Friday, November 11, 2022

The Lesson for Democrats

Joe Biden, who barely seems to know where he is or where he is going, thought that it was a triumph. He believed that the good showing Democrats had made in Tuesday’s election vindicated his presidency. Other Democratic politicians seem happy to jump on the bandwagon.

Joel Kotkin, however, sees things differently. Whatever the reasons for the relatively strong showings of Democrats on Tuesday, they were not a vote of confidence in today’s Democratic Party. If party leaders follow Biden’s cue and try to do more of the same they are consigning themselves to oblivion. Which, come to think of it, is not such a bad idea.

Kotkin notes that a motley band of progressives remains a dominant faction in the party. This despite the fact that their policy proposals are wildly unpopular.

So, rather than using the next two years to regroup and craft a political programme that could win the next election, the Democrats now appear stuck with a weak leader who appears unfit to deal with the global challenges that will define America in the coming decade. Internally, too, the Democrats look increasingly unstable. A stronger-than-expected Midterms performance doesn’t mask the fact that the progressives remain a dominant faction in the party — with an associated agenda that, outside of deep blue-college towns and core cities, commands remarkably low levels of support, as Barack Obama and others have warned.

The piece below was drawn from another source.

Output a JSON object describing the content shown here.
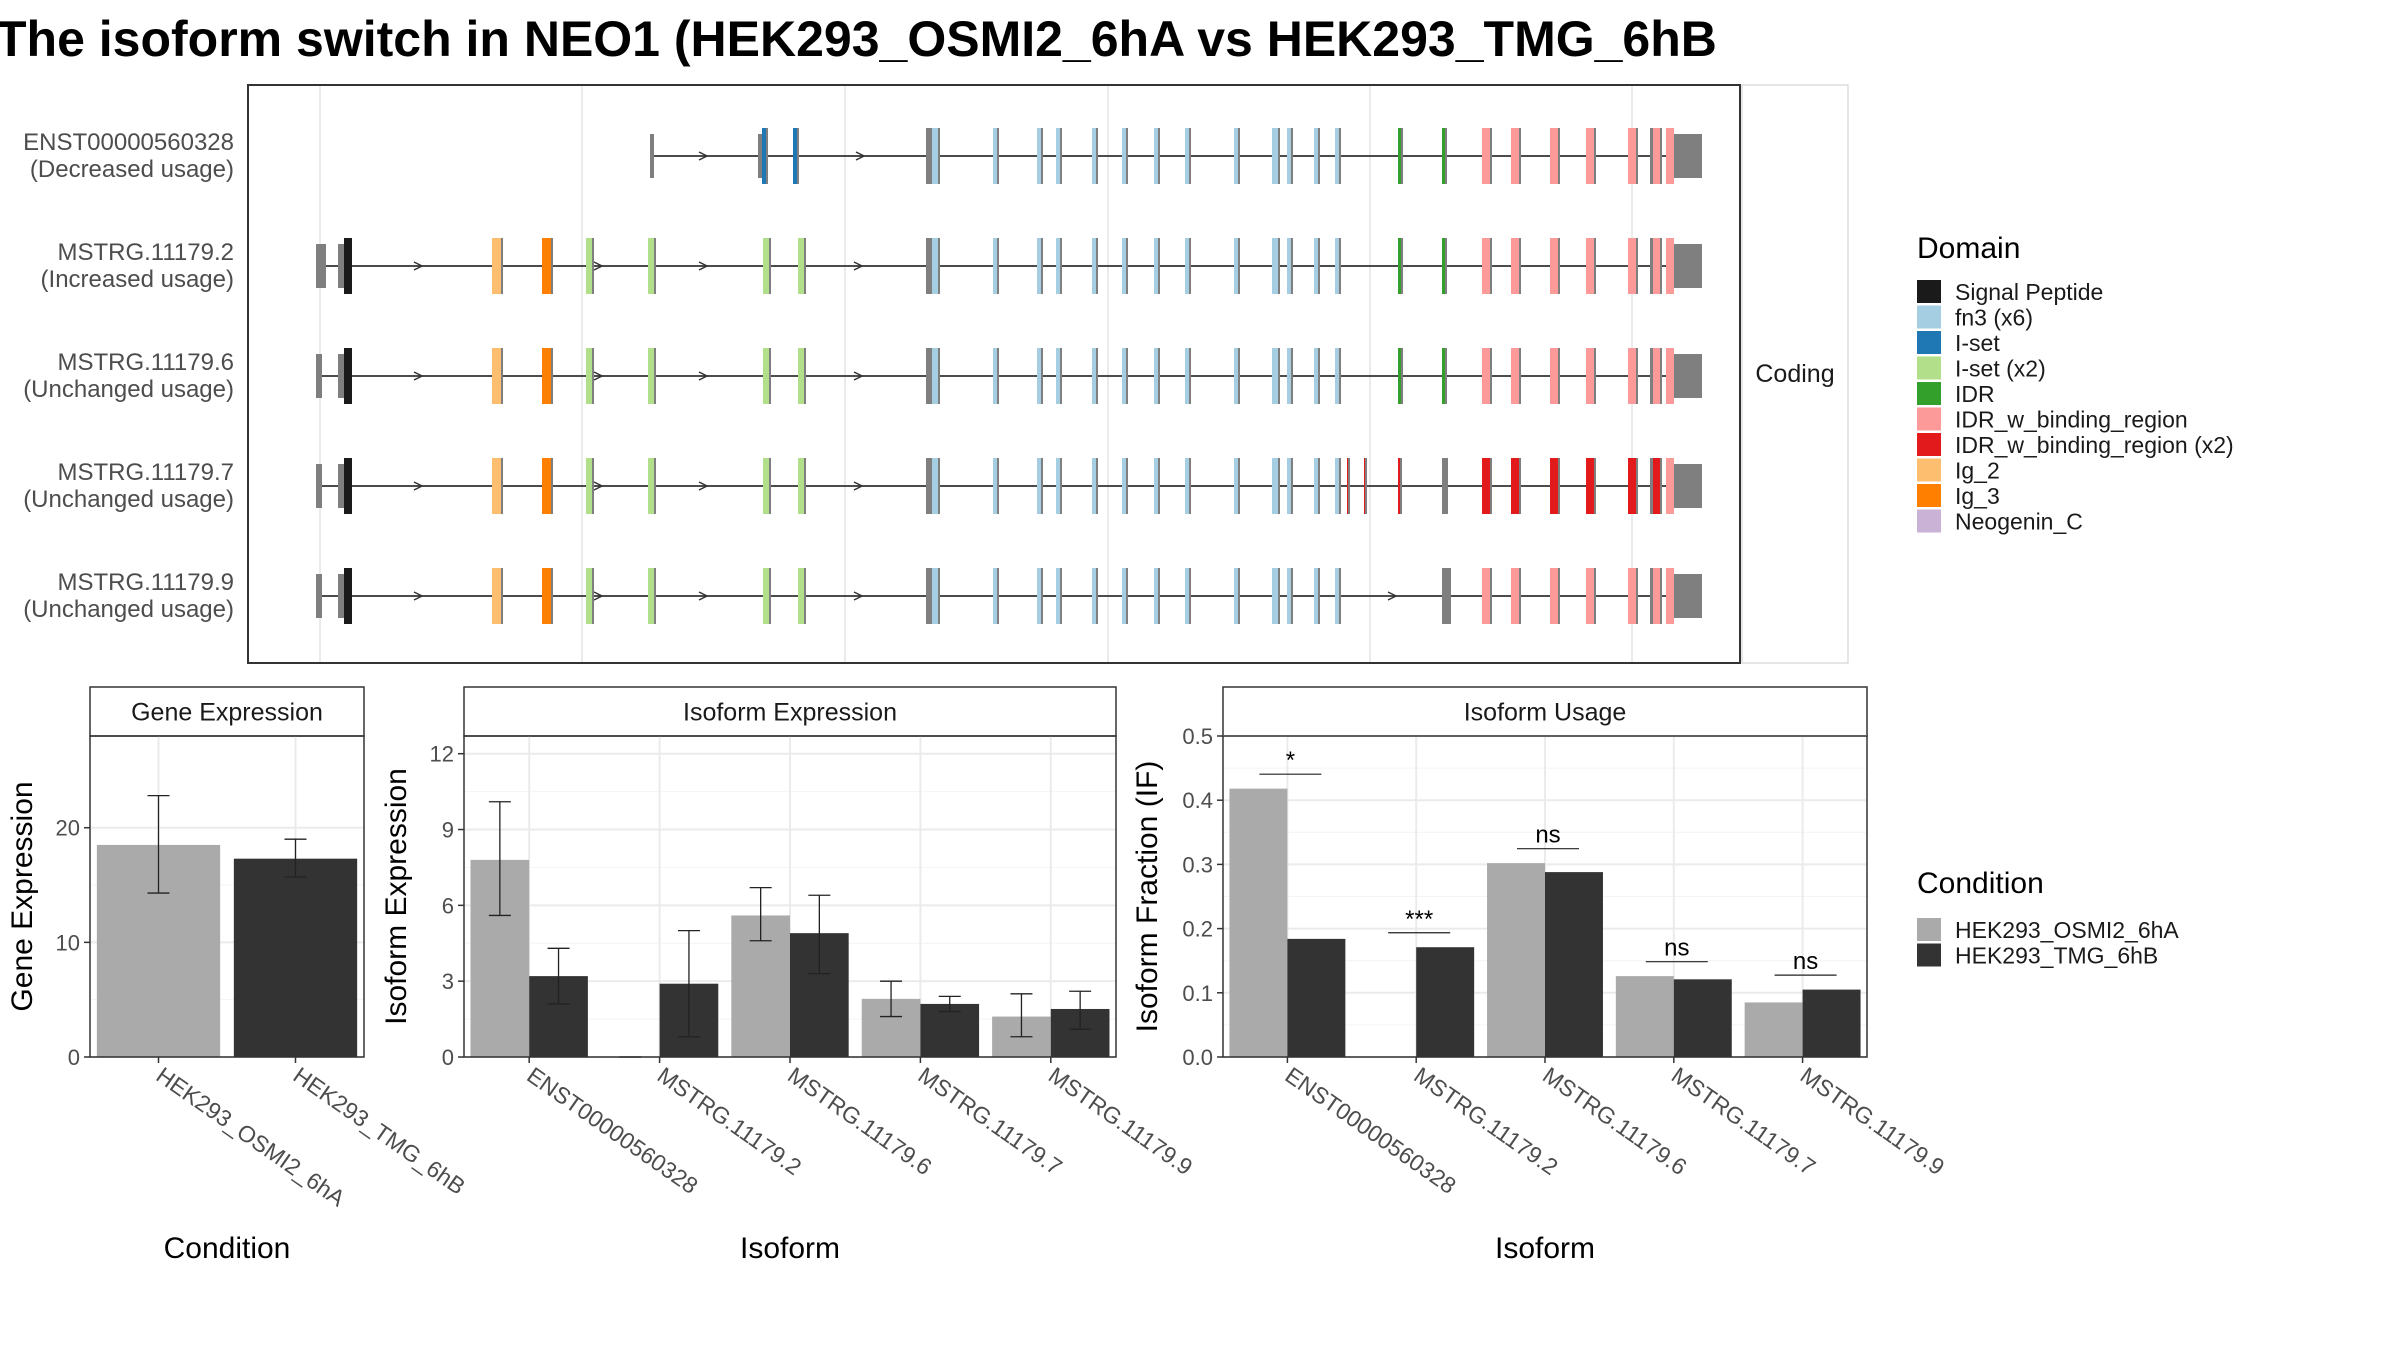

Take the anti-work, anti-energy green agenda being promoted by the Squad. We can always ask about Europe's green energy present-- do we want it as your future. It is anti-economic growth:

Over time, the economic implications of Biden’s green agenda may be obvious, but for now they are hidden amid massive deficits and increased transfer payments. However, as Democratic strategist Ruy Teixeira has noted, in the longer run, the party’s emphasis on “de-growth” and austerity is unlikely to attract middle and particularly working-class voters. Already, the political implications of climate policy have ruined the Democrats’ best chance to take the GOP seat in Ohio. Their candidate Tim Ryan may have claimed to support fracking, but his backing of the Pelosi Congressional agenda proved disastrous in a state whose economy is fuelled by natural gas production and hopes to attract new investment, including a possible $20 billion new Intel chip plant in the Columbus suburbs. In Florida, meanwhile, Ron DeSantis won heavily in Latino, historically Democratic regions.

And let’s not ignore the radical leftists who seem to be holding sway in our school system. What are people going to think when they discover that the armies of anti-racist social justice warriors are fundamentally useless in the world economy, and that American jobs will be fleeing the nation, in search of friendlier climes, and in search of competent workers. Until the new order arrives, you cannot vote yourself a living.